Sprouts and microgreens are both easy to grow at home indoors, although they require different methods. While you can find both in grocery stores these days, as with any home-grown vegetable, you control the growing conditions so you know they are not exposed to pollutants, and ensure good quality soil. Microgreens can be grown in any shallow container, recycled ones work great! For more on growing microgreens, check out our pervious blog post.

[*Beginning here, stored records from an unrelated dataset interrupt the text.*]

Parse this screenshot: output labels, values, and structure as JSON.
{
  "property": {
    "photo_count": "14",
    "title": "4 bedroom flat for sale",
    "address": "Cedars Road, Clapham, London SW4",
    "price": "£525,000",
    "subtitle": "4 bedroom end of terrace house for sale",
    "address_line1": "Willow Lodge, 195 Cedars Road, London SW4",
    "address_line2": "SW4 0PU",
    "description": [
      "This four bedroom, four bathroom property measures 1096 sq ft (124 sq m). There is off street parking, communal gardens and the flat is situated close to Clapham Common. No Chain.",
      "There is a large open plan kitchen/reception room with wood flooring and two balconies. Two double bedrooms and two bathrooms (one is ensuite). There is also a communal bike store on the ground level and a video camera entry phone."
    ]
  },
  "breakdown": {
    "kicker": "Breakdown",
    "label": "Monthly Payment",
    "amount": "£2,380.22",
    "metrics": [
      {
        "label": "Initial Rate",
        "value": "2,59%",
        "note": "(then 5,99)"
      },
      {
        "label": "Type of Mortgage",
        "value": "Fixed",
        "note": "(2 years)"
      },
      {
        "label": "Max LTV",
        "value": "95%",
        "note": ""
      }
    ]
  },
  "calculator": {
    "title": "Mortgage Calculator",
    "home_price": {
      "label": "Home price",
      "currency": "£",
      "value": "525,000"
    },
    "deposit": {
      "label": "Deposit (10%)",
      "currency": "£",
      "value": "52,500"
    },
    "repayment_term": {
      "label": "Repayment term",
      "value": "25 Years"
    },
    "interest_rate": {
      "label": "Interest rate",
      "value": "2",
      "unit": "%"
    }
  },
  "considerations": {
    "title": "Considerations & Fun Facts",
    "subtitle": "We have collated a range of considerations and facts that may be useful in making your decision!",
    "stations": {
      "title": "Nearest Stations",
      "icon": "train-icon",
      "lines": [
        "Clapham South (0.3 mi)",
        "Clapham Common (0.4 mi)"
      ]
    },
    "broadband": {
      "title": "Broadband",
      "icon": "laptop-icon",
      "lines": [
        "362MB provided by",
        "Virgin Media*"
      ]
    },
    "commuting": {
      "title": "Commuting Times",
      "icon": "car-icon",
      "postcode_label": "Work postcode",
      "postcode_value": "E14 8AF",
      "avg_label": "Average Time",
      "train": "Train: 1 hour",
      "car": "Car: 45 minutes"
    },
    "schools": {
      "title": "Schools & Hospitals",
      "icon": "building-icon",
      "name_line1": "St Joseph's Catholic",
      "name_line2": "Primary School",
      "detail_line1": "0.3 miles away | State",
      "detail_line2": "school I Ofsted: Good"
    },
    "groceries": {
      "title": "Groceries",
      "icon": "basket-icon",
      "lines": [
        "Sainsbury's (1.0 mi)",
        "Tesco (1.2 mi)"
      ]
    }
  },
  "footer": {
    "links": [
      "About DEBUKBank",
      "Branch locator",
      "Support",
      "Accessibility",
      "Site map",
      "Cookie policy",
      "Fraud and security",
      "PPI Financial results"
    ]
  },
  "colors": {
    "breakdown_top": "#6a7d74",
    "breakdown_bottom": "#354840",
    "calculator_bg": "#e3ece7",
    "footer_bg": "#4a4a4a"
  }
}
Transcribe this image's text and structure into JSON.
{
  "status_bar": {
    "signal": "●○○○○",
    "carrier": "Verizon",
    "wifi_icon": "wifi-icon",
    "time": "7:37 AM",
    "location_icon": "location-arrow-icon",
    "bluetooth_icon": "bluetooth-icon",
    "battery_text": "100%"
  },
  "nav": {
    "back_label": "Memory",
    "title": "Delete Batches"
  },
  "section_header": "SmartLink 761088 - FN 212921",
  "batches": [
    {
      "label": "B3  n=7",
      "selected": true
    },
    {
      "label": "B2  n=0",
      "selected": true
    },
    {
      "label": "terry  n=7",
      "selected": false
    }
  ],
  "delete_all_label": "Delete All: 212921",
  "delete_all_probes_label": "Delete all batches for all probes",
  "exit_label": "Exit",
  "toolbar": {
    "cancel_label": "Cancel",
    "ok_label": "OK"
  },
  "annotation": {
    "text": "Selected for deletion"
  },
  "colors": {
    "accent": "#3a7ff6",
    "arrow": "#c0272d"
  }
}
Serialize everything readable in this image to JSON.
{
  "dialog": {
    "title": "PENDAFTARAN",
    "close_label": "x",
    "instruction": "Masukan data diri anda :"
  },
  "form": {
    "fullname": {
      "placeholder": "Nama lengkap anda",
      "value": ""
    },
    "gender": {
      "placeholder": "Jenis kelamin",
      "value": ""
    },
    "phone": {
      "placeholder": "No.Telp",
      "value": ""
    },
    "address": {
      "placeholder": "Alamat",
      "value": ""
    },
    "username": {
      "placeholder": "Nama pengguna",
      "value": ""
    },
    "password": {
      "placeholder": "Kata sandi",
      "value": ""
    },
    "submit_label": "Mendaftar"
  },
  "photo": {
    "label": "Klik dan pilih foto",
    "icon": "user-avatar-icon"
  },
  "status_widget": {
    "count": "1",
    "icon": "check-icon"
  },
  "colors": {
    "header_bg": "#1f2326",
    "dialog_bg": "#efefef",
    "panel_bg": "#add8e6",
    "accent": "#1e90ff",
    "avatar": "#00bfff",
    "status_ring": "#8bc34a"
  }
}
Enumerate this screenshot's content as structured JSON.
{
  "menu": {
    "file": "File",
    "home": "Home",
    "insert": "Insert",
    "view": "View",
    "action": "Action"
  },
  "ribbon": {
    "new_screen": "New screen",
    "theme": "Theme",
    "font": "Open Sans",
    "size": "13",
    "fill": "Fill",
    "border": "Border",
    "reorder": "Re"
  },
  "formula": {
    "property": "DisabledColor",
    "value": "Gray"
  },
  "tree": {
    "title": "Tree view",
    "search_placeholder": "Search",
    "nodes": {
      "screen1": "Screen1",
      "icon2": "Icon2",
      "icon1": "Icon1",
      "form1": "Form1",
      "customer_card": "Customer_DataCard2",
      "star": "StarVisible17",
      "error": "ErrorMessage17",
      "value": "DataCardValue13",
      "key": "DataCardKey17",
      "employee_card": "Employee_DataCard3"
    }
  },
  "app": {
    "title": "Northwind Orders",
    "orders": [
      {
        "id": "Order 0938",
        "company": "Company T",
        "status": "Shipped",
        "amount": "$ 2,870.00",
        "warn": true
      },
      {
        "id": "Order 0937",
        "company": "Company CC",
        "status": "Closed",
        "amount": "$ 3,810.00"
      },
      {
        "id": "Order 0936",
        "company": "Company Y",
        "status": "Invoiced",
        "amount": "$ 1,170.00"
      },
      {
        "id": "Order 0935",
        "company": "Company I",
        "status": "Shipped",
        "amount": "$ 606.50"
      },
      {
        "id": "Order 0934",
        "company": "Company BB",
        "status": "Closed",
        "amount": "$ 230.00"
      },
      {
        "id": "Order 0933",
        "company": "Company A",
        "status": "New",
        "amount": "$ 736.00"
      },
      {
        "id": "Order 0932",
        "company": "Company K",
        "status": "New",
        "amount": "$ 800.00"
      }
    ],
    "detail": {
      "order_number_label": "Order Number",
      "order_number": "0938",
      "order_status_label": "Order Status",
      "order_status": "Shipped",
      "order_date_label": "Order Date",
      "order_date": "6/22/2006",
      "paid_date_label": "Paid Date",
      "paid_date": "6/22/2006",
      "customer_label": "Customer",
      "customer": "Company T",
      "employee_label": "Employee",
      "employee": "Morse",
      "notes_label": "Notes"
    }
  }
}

Sprouts are grown in water, without soil. There are various types of containers sold for sprouting, but you can just as easily make a container of your own. Just about any glass jar will work, fitted with a top for draining the small seeds. You can use a rubber band to attach cheesecloth to the top, or use any type of mesh. The photo shows using a canning jar with a piece of plastic canvas cut to fit the top, which you can find at craft stores for about 50 cents per sheet.

A quart jar can be turned into a sprouter with either cheese cloth or plastic canvas (pictured). Alfalfa seeds are in the measuring cup to the left.

A quart jar can be turned into a sprouter with either cheese cloth or plastic canvas (pictured). Alfalfa seeds are in the measuring cup to the left.

To ensure healthy sprouts without contamination, it’s important to use organic seeds when sprouting at home. You can even buy seeds sold specifically for sprouting- check in health food stores, and online. Some popular varieties to try: radish, arugula, broccoli, alfalfa, and salad greens. Once you have your jar and seeds, follow these steps to grow sprouts at home:

1. Measure 1-3 Tablespoons of seeds into your container, depending on how many you will eat in several days.

2. Add enough water to your jar to cover the seeds, and let them soak for 6-12 hours, or overnight.

3. After soaking, drain water from the seeds. You want the seeds to stay moist but not wet, so it works well to keep your jar upside-down in a bowl. Sprouts will grow under ordinary indoor lighting, so keep the jar on a counter or wherever you have space.

4. Rinse the seeds 2 times a day, about every 8 hours. Fill your jar with water to cover the seeds, swirl the jar to make sure all seeds are wetted, then drain.

5. Sprouts are ready to eat when you see little green leaves appear, after 3-7 days depending on the variety. Dry your sprouts on a towel, place in a bag or container with a dry paper towel (to keep them from getting too wet), and store in the refrigerator.

6. Eat the sprouts within 1-3 days for best results, before they dry or start to turn brown.
That’s it! Enjoy your sprouts on sandwiches, add to salads, scrambled eggs, smoothies, or anything else you think of. Try growing sprouts or microgreens, and enjoy fresh, healthy, home-grown food all winter long!